Before the Magistrates Court the lawyer for the Appellant argued that as the offences of 3 and 13 July 2012 resulted in a single conviction on 13 July 2012 the requirement of 2 prior convictions had not been made out. The Magistrate rejected that submission and sentenced the Appellant to 8 months immediate imprisonment.
The Court of appeal ultimately ruled in the Appellant’s favour deciding that the conviction for the two breaches on 13 July 2012 was one conviction and therefore the Appellant had not met the pre-condition of 2 previous convictions.
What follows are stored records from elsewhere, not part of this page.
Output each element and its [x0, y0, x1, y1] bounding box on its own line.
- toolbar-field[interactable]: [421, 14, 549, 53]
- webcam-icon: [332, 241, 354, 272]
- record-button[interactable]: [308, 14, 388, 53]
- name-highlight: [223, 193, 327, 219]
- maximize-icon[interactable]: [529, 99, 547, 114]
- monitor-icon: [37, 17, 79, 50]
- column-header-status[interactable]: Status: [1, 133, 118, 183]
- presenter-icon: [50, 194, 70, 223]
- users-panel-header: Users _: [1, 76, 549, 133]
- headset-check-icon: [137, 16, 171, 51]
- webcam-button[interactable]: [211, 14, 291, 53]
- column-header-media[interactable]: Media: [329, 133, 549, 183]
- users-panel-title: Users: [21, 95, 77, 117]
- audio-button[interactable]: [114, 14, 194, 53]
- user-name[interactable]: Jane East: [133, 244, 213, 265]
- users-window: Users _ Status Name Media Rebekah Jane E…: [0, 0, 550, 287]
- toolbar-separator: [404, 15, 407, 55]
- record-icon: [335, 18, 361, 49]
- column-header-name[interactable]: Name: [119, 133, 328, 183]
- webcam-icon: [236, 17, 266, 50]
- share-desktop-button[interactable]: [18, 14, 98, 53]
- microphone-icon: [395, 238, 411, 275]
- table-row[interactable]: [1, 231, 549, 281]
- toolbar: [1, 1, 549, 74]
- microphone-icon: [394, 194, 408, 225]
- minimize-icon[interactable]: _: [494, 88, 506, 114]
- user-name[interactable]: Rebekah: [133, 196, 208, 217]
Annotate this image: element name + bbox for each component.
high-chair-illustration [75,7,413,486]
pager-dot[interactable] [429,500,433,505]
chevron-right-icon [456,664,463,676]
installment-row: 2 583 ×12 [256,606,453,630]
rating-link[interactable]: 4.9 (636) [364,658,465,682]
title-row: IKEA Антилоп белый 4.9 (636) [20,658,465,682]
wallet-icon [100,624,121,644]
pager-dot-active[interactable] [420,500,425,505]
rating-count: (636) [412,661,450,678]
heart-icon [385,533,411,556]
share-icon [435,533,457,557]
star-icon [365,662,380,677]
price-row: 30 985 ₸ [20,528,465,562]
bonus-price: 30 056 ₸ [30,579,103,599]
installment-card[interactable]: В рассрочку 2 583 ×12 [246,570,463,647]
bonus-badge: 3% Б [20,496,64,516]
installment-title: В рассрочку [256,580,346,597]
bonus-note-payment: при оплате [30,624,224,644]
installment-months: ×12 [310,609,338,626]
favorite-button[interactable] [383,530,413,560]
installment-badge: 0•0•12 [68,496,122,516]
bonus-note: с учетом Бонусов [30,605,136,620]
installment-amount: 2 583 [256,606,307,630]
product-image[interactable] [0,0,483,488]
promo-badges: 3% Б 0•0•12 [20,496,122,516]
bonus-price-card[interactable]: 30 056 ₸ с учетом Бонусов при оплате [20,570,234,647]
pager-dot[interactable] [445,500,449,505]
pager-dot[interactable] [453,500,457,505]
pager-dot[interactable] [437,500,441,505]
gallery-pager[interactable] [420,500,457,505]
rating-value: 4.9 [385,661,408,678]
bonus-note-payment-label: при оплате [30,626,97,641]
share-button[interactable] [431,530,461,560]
At paragraph 52 Mazza JA (with whom McLure P and Buss JA agreed) concluded:
Section 61A(2) of the ROA should be construed having regard to Coke’s principle. Parliament has not clearly abrogated that principle. In my opinion, s 61A(2) requires that the relevant offence in s 62A(2)(a) be committed after the offender has committed and after he or she has been convicted of the threshold offences referred to in s 61A(2) (b) and that the ‘at least 2 offences’ referred to in s 61A(2)(b) must be, within the two year period prior to the offender’s conviction for the relevant for the relevant offence, committed on separate days and the subject of convictions on separate days. This did not occur in the present case. Accordingly, s 61A(2) was not enlivened and the respondent was not subject to the presumptive penalty of imprisonment. No material error has been demonstrated on Hall J’s part. The ground of appeal has not been made out. It follows that the appeal must be dismissed.
Therefore, the proper interpretation of the phrase ‘at least 2 offences’ referred to in s 61A(20(b) means offences committed on separate days and the subject of convictions on separate days.
At the time of writing Parliament has not amended s 61A(20(b) of the Restraining Orders Act.